For years I’ve made fun of Canarian friends when they moaned about the “cold”, the one English word they have learned from me is nesh. I’ll be honest. I am glad that I was brought up in the cold and damp of England’s northwest coast. I am glad that as a kid I “played out” in all weathers. I do think it made me resilient, tough even, in a sense.
It was just about freezing when I slept in a cave up in the mountains here one January night a few years back. Yes, I’d dug out the thermals, yes I’d stamped my feet, gloved my hands and bundled up in both a bivy bag and a sleeping bag, and still shivered ever so slightly all night. Yes, the slug of Jack Daniels in the hot chocolate was fun and welcome, and part of the adventure. Yes, I was seriously chuffed with myself afterwards.
It was the same in Nepal last year, sleeping in thermals and heavy sleeping bags with only plywood walls and corrugated tin overhead. I do suspect that had I been brought up in a warmer climate I might have found that more difficult, might not have had quite so much fun. Yes it was invigorating, challenging, satisfying, some of the best weeks of my life, in fact. Another adventure. Then, that’s how I like to remember these things, as adventures.
But ….. when I go about my day-to-day life, walking, shopping, bureaucracy fighting, cooking, eating, sleeping, tapping away at this laptop, I want to be comfortable. Given my druthers, I would far rather be sitting here now, comfortably, in a sarong, as I will be in August, than in the sort of clothes I am wearing, clothes I would probably choose to wear to go outdoors in a late October day in UK.
Granted, once I am outdoors it is quite delightful. I add a beanie and scarf to my ensemble, and I’m ready to brave the wind. It is, in fact, probably perfect walking weather, but for anyone who sits for any length of time at a computer, it’s ……. distracting. I just can’t type quickly enough to keep my fingers warm (and I learned to touch type back in the 60s), and the shivering means endless typos. In the end I can’t concentrate because I focus on how cold are my fingers, or the tip of my nose. Yeah …. I know this isn’t real COLD – I’m not in danger of frost bite, and the only ice is in my freezer, and I am certainly not a refugee genuinely shivering with only a tent to keep me from a biting wind. I’m a spoiled brat, spoiled by 30 years of warm winters, and without an adequate wardrobe for this winter.

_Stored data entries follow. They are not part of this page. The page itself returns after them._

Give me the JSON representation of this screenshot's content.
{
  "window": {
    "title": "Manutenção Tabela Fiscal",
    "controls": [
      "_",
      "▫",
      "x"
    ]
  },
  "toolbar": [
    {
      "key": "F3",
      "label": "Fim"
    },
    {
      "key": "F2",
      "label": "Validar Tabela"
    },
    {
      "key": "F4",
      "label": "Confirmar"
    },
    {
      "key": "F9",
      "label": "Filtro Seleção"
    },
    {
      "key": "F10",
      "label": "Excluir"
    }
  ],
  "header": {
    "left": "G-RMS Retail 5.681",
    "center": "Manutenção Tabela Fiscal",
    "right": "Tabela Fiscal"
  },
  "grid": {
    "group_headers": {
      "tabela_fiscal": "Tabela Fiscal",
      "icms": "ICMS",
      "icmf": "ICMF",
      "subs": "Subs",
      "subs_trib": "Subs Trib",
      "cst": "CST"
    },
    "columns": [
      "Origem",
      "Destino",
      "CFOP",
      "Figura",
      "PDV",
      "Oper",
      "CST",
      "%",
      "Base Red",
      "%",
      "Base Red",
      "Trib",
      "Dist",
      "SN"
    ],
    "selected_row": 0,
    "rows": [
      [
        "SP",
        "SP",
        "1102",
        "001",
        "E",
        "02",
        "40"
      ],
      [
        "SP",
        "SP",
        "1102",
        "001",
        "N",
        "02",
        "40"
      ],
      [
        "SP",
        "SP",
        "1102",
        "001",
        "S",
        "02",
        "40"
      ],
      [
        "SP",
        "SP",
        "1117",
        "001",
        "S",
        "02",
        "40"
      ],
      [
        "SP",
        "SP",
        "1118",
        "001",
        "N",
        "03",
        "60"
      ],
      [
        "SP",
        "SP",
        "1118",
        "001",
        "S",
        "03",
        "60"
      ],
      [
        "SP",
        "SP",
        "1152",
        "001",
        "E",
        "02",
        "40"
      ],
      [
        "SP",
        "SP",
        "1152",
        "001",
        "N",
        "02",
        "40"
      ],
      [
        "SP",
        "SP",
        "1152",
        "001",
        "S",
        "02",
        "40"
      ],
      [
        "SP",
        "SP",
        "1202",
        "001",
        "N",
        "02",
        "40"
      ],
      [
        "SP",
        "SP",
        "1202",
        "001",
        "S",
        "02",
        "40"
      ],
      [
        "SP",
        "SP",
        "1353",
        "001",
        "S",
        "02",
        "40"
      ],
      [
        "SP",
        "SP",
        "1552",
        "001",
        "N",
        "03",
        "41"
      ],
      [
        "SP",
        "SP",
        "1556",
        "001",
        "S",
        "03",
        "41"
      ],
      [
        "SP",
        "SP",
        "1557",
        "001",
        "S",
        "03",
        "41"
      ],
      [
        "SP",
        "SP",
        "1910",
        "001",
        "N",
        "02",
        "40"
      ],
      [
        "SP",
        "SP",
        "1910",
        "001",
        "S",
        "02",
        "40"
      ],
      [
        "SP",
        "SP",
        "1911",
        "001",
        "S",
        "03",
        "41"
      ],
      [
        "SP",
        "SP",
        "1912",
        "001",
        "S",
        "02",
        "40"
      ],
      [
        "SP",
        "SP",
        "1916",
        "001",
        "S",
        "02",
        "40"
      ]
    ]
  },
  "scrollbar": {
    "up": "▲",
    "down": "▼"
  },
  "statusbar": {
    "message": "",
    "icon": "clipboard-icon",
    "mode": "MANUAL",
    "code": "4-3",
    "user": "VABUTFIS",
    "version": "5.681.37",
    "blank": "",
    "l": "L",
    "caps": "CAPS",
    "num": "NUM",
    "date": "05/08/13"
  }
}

As with everything in life, there “is a season.” I want to adventure when I choose to adventure, and when I choose to potter around quietly, I want to do so in comfort. I want to ring friends and say, “Let’s barbecue tomorrow!” and know that it doesn’t depend on the weather. I want not to be layering and un-layering clothes all day. I don’t want to have to consult the weather reports every time I want to go for a hike – I just want to set off and go. When I walk along the beach I want to sink my ugly toes into the sand, and not wear walking shoes.
I appreciate that I have been lucky in this life I’ve chosen. It’s been a conscious choice, frequently questioned on other grounds, but I gave up on the weather as being one of those grounds years back. I have become accustomed to the freedoms this climate affords me.
And so, Mike, I hope we can agree to disagree on this one. Excuse me now, I need to go find a thicker blanket to swaddle myself in.